Pingtung County plans to allocate more funding to assist local organizers and support activities for Makatao festivals this year to preserve the indigenous group’s culture and traditions, Pingtung County Government officials said.
The increased budgets would help elders and young people pass down and preserve traditional knowledge within Makatao communities, who reside mainly in the county’s rural villages, Pingtung County cultural affairs official Lee Ming-chung (李明忠) said on Thursday last week.
Subsidies are to be allocated to cultural research and field studies, and to record and publish Makatao histories, Lee said after attending the Makatao’s Gabulong Night Festival in Pingtung’s Wanluan Township (萬巒) on Feb. 5.
Photo: Jason Pan, Taipei Times
Pingtung County Commissioner Chou Chun-mi (周春米) has pledged to boost funding and expand the programs, Makatao elder Pan An-chuan (潘安全) cited Lee as saying.
The funding would also help the organization of the other two major Makatao cultural events this year — the night festivals in Neipu Township’s (內埔) Laopi Village (老埤) and Gaoshu Township’s (高樹) Ganabo Village (加蚋埔), Pan said.
“It is important to keep our Makatao culture and rituals alive, to teach to our young people so they can pass our traditions and identity to future generations,” Pan said.
“Makatao people, with our Austronesian language and culture, are the original inhabitants, living for thousands of years on Pingtung’s plains and coastal areas,” he added.
The Makatao hold the night festival on the 15th day of first month of the lunar calendar to celebrate the start of the new year.
Village elders have taken part in the tradition, following their ancestors, despite suppression and forced assimilation by the Japanese and the Han Chinese colonial regimes, Pan said.
The Gabulong Night Festival this year took place at the Temple of Immortal Maidens, whose creation myth the Makatao re-enact with the Tale of the Sacred Egg (仙蛋傳奇), which involves a ceremony and ritual dances led by female shamans.
The rituals seek a divine blessing from the maidens, and for timely rain to fall so that farms produce a bountiful harvest, Pan said.
Food offerings to the deities this year consisted of three slaughtered hogs laid in front of the temple, along with traditional Makatao dishes of rice cakes, sweet snacks, yams, clusters of betel nuts, sliced pork, fruit, meat and rice dumplings, and homemade liquor made from a year-long fermentation of glutinous rice, Pan said.

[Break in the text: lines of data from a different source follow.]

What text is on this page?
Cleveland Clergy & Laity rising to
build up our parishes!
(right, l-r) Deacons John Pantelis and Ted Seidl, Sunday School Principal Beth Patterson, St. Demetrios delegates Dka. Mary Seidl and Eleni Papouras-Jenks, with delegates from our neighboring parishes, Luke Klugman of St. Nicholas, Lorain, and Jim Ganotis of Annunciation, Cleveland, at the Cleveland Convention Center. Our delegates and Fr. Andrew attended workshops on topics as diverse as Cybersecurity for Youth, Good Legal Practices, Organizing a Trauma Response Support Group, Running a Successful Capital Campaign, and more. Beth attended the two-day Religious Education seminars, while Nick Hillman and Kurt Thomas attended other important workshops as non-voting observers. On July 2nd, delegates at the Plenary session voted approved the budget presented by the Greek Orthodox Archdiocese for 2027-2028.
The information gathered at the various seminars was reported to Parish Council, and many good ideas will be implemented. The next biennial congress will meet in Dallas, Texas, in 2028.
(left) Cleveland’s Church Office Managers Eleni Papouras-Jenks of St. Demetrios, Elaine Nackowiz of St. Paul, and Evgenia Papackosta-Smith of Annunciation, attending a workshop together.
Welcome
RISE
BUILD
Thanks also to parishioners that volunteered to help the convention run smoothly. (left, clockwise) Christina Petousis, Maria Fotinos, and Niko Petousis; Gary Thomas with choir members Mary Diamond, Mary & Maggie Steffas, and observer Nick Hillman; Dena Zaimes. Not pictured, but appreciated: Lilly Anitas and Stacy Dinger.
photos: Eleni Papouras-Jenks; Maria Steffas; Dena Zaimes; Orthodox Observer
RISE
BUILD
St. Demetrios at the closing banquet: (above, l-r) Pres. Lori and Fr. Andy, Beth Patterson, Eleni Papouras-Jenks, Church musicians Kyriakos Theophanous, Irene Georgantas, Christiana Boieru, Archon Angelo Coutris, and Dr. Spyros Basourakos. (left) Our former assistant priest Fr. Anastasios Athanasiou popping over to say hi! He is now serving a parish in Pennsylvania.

The shamans and Makatao elders invited participants and visitors to drink the liquor from bowls and cups for blessings and good luck for the coming year, Pan said.
Ritual processions and activities occurred throughout the evening as part of the Makatao and other Pingpu traditional celebrations known as night festivals.
Participants were invited to eat traditional rice dishes together, Pan said, adding that the Makatao do not allow visitors to remain hungry.
The Makatao in Pingtung County and the Siraya in Tainan County are among Taiwan’s major Pingpu groups, also known as plains aborigines, along with other groups such as the Ketagalan, Pazeh, Kaxabu, Papora, Taokas, Tavorlong, Hoanya, Babuza and other groups that continue their drive for official recognition as Taiwanese indigenous people.